Alors Smérande vint à moi, et fit un signe à Grégoriska. Grégoriska obéit, et s'approcha. Alors Smérande m'adressa la parole en langue moldave.—Ma mère m'ordonne de vous répéter mot pour mot ce qu'elle va dire, fit Grégoriska.

Alors Smérande parla de nouveau; quand elle eut fini:—Voici les paroles de ma mère, dit-il: «Vous pleurez mon fils, Hedwige, vous l'aimiez, n'est-ce pas? Je vous remercie de vos larmes et de votre amour; désormais vous êtes autant ma fille que si Kostaki eût été votre époux; vous avez désormais une patrie, une mère, une famille. Répandons la somme de larmes que l'on doit aux morts, puis ensuite redevenons toutes deux dignes de celui qui n'est plus... moi sa mère, vous sa femme! Adieu! rentrez chez vous; moi, je vais suivre mon fils jusqu'à sa dernière demeure; à mon retour, je m'enfermerai avec ma douleur, et vous ne me verrez que lorsque je l'aurai vaincue; soyez tranquille, je la tuerai, car je ne veux pas qu'elle me tue.»

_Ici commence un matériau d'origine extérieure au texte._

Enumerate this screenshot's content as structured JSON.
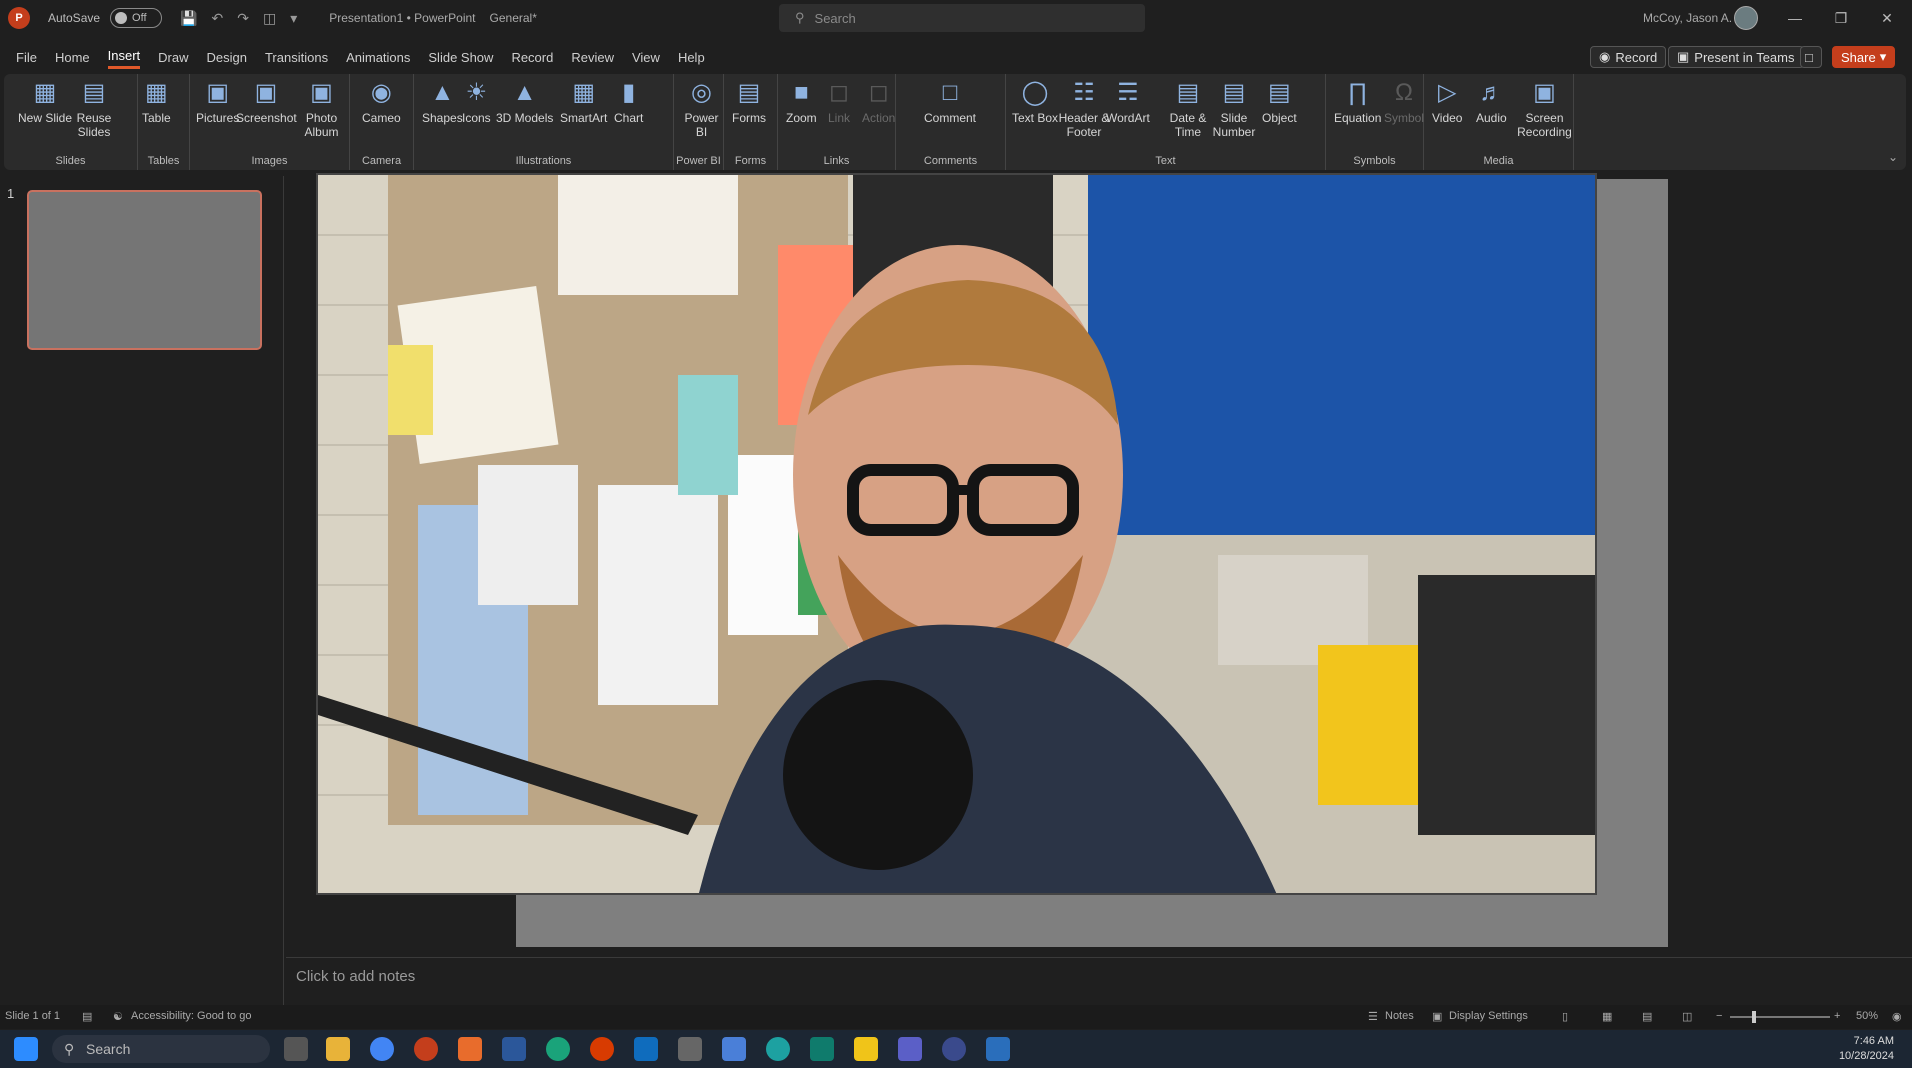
{
  "titlebar": {
    "autosave_label": "AutoSave",
    "autosave_state": "Off",
    "doc_title": "Presentation1 • PowerPoint",
    "sensitivity": "General*",
    "search_placeholder": "Search",
    "user_name": "McCoy, Jason A."
  },
  "tabs": [
    "File",
    "Home",
    "Insert",
    "Draw",
    "Design",
    "Transitions",
    "Animations",
    "Slide Show",
    "Record",
    "Review",
    "View",
    "Help"
  ],
  "active_tab": "Insert",
  "tab_buttons": {
    "record": "Record",
    "present": "Present in Teams",
    "share": "Share"
  },
  "ribbon": {
    "groups": [
      {
        "label": "Slides",
        "buttons": [
          "New Slide",
          "Reuse Slides"
        ]
      },
      {
        "label": "Tables",
        "buttons": [
          "Table"
        ]
      },
      {
        "label": "Images",
        "buttons": [
          "Pictures",
          "Screenshot",
          "Photo Album"
        ]
      },
      {
        "label": "Camera",
        "buttons": [
          "Cameo"
        ]
      },
      {
        "label": "Illustrations",
        "buttons": [
          "Shapes",
          "Icons",
          "3D Models",
          "SmartArt",
          "Chart"
        ]
      },
      {
        "label": "Power BI",
        "buttons": [
          "Power BI"
        ]
      },
      {
        "label": "Forms",
        "buttons": [
          "Forms"
        ]
      },
      {
        "label": "Links",
        "buttons": [
          "Zoom",
          "Link",
          "Action"
        ]
      },
      {
        "label": "Comments",
        "buttons": [
          "Comment"
        ]
      },
      {
        "label": "Text",
        "buttons": [
          "Text Box",
          "Header & Footer",
          "WordArt",
          "Date & Time",
          "Slide Number",
          "Object"
        ]
      },
      {
        "label": "Symbols",
        "buttons": [
          "Equation",
          "Symbol"
        ]
      },
      {
        "label": "Media",
        "buttons": [
          "Video",
          "Audio",
          "Screen Recording"
        ]
      }
    ]
  },
  "thumbnails": {
    "number": "1"
  },
  "notes_placeholder": "Click to add notes",
  "status": {
    "slide_info": "Slide 1 of 1",
    "accessibility": "Accessibility: Good to go",
    "notes": "Notes",
    "display_settings": "Display Settings",
    "zoom": "50%"
  },
  "taskbar": {
    "search": "Search",
    "time": "7:46 AM",
    "date": "10/28/2024"
  }
}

Je ne pus répondre à ces paroles de Smérande, traduites par Grégoriska, que par un gémissement.

Je remontai dans ma chambre, le convoi s'éloigna. Je le vis disparaître à l'angle du chemin. Le couvent de Hango n'était qu'à une demi-lieue du château, en droite ligne; mais les obstacles du sol forçaient la route de dévier, et, en suivant la route, il s'éloignait de près de deux heures.